You've probably come across one or all of these before, but it is that time of the year, and a reminder may not go amiss.
1. Email requests for money
The man who supposedly sent the following email earlier this month – and the recipient – are distant cousins who have a friendly relationship but don’t speak often. The recipient’s first thought was maybe the email is legit. It wasn’t.
- Subject line: “Awful trip”. Text of message:
“Sorry for any inconvenience, I’m in a terrible situation. Am stranded here in Manila, Philippine since last night. I was beaten and robbed on my way to the hotel I stayed and my luggage is still in custody of the hotel management pending when I make payment on outstanding bills I owe. Am waiting for my assistant to send me money to get back home but he hasn’t responded. pls let me know if you can help and I will refund the money back to you as soon as I get back home. My return flight will be leaving soon, please let me know if I can count on you.”
What to do: Step 1, do not send money. Step 2, use your common sense. If someone knows you well enough to ask for money, wouldn’t you know they were out of the country? Ask yourself other common sense questions like, Don’t most hotels require credit cards upon check-in? If any doubts remain, ask the sender a question only he or she could answer. Again, these emails are almost always a scam so do not send money.
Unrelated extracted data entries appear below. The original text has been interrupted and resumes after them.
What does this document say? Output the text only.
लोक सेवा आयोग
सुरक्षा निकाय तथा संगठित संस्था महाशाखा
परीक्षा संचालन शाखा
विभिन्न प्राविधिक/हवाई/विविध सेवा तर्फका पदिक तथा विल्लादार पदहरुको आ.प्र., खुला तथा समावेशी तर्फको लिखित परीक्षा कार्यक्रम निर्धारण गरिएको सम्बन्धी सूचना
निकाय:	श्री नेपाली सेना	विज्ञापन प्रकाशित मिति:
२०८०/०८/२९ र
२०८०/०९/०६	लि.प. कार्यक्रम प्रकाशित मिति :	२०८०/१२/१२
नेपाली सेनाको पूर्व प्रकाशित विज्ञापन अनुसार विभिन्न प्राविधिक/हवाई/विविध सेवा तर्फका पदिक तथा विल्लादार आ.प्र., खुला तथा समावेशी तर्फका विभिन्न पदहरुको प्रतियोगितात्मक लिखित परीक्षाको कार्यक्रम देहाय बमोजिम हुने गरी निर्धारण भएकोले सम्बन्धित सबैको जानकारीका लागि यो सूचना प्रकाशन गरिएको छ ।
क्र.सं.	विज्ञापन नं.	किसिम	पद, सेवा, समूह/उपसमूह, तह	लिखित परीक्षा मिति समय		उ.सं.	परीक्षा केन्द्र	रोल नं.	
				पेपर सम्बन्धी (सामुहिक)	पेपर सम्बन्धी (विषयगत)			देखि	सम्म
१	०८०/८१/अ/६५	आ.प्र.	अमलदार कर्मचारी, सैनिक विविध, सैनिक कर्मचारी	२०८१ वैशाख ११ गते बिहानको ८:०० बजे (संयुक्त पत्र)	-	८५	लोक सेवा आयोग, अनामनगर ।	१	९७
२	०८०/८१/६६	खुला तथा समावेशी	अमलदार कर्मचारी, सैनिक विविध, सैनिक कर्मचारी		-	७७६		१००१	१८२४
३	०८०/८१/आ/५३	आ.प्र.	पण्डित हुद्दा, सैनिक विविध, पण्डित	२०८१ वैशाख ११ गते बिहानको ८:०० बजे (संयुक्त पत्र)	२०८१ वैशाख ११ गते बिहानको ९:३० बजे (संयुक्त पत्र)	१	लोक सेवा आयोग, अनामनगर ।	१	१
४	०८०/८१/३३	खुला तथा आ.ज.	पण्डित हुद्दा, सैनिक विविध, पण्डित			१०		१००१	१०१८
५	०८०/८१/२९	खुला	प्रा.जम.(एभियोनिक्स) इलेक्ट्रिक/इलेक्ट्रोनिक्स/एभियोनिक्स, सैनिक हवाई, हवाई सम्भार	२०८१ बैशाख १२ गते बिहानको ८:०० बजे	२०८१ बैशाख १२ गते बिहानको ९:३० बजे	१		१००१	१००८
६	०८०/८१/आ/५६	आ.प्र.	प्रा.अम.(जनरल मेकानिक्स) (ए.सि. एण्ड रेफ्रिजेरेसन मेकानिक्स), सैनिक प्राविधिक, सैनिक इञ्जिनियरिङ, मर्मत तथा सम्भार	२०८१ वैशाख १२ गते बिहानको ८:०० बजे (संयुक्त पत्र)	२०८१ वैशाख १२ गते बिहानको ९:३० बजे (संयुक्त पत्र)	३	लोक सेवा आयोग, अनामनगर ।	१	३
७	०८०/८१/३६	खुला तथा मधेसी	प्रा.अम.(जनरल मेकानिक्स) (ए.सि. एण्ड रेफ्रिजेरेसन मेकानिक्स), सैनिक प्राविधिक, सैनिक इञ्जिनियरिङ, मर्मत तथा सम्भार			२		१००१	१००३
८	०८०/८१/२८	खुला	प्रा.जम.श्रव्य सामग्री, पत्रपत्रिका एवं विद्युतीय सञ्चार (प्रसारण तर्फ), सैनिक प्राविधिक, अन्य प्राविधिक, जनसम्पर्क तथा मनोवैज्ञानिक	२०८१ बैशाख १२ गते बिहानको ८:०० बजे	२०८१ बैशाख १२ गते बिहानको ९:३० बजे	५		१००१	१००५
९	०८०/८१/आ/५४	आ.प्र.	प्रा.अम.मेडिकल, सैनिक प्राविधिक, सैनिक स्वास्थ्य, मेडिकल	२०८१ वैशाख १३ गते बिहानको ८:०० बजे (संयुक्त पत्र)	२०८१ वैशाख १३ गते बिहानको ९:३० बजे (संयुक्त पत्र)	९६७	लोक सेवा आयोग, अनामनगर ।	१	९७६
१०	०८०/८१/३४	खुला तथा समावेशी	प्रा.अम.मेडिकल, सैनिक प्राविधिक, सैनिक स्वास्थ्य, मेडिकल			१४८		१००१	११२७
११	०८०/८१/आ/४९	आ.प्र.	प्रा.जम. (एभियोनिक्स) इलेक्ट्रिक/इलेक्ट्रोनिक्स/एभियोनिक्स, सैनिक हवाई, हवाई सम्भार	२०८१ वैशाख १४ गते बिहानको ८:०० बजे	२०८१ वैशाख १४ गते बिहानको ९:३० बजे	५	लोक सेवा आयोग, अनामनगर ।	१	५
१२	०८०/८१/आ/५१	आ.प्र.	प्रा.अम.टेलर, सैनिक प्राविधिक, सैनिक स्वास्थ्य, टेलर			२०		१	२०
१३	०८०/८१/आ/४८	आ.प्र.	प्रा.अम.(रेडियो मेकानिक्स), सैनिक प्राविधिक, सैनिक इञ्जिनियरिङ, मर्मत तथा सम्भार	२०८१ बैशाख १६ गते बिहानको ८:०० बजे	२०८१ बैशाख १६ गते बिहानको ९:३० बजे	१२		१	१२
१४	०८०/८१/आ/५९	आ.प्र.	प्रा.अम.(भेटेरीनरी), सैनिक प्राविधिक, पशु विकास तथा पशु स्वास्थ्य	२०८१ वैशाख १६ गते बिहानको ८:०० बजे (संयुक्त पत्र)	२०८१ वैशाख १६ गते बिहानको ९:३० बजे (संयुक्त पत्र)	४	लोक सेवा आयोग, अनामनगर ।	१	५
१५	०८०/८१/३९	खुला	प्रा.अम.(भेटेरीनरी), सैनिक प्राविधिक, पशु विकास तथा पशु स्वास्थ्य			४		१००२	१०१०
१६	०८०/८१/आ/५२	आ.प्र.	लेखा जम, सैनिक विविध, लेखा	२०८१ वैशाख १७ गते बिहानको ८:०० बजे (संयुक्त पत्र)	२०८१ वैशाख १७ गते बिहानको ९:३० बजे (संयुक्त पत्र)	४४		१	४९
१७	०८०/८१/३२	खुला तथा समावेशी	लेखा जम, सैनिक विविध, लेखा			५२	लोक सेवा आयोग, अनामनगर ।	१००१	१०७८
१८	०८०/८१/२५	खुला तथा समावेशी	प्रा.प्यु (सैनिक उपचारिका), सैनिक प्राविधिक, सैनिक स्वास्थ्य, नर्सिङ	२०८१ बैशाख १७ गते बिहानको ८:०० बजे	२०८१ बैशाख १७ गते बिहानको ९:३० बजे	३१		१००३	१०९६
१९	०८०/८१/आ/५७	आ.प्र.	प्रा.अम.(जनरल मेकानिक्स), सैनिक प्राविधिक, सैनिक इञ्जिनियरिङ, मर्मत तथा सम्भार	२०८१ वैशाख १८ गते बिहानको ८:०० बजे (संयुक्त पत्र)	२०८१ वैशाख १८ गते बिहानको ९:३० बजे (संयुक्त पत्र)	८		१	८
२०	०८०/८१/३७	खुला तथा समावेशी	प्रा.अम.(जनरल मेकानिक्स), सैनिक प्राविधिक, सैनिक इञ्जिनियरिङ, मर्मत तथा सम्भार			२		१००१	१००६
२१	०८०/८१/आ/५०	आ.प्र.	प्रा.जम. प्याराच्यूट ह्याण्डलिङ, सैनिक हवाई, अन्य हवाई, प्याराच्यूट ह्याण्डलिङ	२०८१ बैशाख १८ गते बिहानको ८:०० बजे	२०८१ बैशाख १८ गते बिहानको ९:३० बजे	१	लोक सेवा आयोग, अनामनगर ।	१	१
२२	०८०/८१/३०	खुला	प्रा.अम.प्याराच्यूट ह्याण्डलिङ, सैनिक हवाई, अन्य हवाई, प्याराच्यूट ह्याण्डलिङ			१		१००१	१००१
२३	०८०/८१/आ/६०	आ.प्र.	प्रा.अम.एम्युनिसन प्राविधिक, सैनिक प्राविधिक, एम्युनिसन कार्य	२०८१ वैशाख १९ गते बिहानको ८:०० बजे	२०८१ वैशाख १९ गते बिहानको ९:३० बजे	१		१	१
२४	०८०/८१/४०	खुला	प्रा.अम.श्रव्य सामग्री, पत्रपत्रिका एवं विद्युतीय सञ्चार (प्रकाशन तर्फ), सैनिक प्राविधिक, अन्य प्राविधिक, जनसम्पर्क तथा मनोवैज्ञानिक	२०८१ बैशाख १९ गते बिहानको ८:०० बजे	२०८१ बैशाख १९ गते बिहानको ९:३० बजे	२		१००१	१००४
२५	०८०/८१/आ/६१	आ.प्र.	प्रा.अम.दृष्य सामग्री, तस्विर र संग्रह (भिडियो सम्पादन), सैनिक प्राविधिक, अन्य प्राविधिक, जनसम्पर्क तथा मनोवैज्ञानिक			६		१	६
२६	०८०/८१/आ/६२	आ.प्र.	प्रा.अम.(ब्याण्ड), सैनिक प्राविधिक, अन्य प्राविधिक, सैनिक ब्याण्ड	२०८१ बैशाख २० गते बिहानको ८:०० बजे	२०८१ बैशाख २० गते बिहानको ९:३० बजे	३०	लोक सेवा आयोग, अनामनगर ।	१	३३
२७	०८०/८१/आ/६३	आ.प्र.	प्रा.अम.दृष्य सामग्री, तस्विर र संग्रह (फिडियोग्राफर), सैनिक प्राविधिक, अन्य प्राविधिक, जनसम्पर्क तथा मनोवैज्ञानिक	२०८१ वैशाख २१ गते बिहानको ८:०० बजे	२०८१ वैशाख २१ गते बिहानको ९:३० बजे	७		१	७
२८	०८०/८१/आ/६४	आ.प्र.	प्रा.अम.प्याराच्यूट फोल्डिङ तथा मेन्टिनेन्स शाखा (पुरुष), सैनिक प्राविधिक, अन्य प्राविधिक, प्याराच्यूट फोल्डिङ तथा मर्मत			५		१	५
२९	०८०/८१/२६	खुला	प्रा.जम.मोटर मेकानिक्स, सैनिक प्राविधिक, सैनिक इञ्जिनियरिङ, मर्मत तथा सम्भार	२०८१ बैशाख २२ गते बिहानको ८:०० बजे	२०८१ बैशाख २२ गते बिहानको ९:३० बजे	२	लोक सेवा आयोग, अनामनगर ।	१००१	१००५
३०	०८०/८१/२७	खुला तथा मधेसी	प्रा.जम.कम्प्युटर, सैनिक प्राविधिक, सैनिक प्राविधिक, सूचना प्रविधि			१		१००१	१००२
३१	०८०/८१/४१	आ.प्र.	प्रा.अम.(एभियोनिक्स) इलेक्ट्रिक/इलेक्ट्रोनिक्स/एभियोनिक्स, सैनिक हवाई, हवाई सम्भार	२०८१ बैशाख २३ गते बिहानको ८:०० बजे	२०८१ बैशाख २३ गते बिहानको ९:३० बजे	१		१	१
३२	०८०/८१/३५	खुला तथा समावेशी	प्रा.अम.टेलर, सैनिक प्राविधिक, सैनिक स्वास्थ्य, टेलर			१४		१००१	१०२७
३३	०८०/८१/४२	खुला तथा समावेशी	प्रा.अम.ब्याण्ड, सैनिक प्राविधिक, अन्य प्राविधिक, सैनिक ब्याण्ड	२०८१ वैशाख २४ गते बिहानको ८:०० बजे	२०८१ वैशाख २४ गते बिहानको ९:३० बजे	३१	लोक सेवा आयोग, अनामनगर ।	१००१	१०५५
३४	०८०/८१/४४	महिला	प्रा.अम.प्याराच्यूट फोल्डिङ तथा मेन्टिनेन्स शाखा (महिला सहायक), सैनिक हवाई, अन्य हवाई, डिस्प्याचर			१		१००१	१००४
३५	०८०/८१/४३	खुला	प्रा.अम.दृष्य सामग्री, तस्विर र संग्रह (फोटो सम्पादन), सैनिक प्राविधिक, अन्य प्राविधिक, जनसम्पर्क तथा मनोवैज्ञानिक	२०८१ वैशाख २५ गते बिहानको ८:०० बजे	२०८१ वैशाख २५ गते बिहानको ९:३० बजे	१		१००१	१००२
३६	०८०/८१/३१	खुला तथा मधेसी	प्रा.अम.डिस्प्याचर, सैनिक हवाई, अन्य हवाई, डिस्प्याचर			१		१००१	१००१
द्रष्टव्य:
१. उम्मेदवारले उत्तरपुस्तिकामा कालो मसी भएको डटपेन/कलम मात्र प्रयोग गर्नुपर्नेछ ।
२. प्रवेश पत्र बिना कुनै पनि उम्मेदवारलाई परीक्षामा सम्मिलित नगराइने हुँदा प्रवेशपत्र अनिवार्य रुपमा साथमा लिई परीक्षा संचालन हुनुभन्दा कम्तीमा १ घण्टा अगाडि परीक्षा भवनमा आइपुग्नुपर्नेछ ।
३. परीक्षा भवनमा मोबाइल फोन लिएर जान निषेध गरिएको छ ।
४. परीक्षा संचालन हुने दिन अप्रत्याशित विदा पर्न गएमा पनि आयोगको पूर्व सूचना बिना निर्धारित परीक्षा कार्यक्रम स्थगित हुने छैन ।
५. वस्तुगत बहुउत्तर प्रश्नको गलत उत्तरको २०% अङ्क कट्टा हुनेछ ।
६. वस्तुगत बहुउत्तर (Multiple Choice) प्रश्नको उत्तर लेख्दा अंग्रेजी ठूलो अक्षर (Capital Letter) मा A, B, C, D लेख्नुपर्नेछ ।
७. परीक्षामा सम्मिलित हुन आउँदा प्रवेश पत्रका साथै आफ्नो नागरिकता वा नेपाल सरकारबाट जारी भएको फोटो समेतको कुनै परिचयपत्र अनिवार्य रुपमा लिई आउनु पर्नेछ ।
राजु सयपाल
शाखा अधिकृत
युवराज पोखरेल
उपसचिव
2. Postcard notification of free flights
Postcards promising free flights have been appearing in mailboxes all over the U.S. This one was received in December:
“Southwest Autumn Celebration: Congratulations! We’ve selected you to receive two (2) round trip, coach class airline tickets. Call this number!”
The name of Southwest Airlines is plastered all over the postcard, but Southwest had nothing to do with this (we asked). Nor are these free tickets totally free; as the postcard notes in teeny-tiny letters, that winner may have to pay taxes and fee (which can really add up). FareCompare has called the numbers on several of these postcards and learned that the requirement for getting the so-called freebie often involves sitting through a long, high-pressure sales pitch for condos or travel clubs.
What to do: Depends. How many hours of your life are you willing to give up for a couple of airline tickets that will cost you something, may take you somewhere you don’t really want to go, at a time you don’t want to travel?
3. Bump and run money grab
These scams work because victims get distracted. Some recent anecdotes:
A tourist in Rome is “accidentally” bumped into by two women, one of whom holds a baby. As the three make their apologies, one of the women helpfully brushes the man off, straightens his coat, and vanishes. So does the man’s wallet. [Note: The ‘baby’ is often a realistic-looking doll]
Local man tries to sell you a cheap bracelet or bauble; while describing its charms at length, his buddy picks your pocket.
Nice guy offers to take your photo with your new camera or fancy phone; as you get ready to pose, he takes off with your gadget.
Fellow diner at an outdoor cafe bumps into your table and spills a drink; as he mops up the mess he spouts a steady stream of apologies, but by the time he leaves he may have all your money.
What to do: There are a few things.
- Don’t let valuables sit around unattended (such as a phone on a restaurant table).
- Never sling a purse over the back of a chair where you can’t see it.
- Keep money, cards, passports in a safe place on your person, in front where you can reach these items perhaps in money belt worn at the waist or around the neck. Note to men: Your back pants pocket is not a safe place.
- Be aware of where valuables are at all times, but no showing off; displaying cash is not smart no matter where you travel.
4. Laptop thefts
This isn’t so much a scam as it is easy pickings for thieves. The scene of the crime is often airport security; travelers get distracted as they empty pockets or walk through scanners so they’re not paying attention to the laptop as it goes along the conveyer belt. When it comes out, a thief in the crowd can easily pick it up and walk away before its owner is even aware it’s gone.
What to do: Keep your eyes on anything valuable at security. Plus don’t blame it all on thieves! Airport and security lost & founds are filled with laptops and other expensive electronic gadgets that were left behind by preoccupied passengers. Don’t be one of them.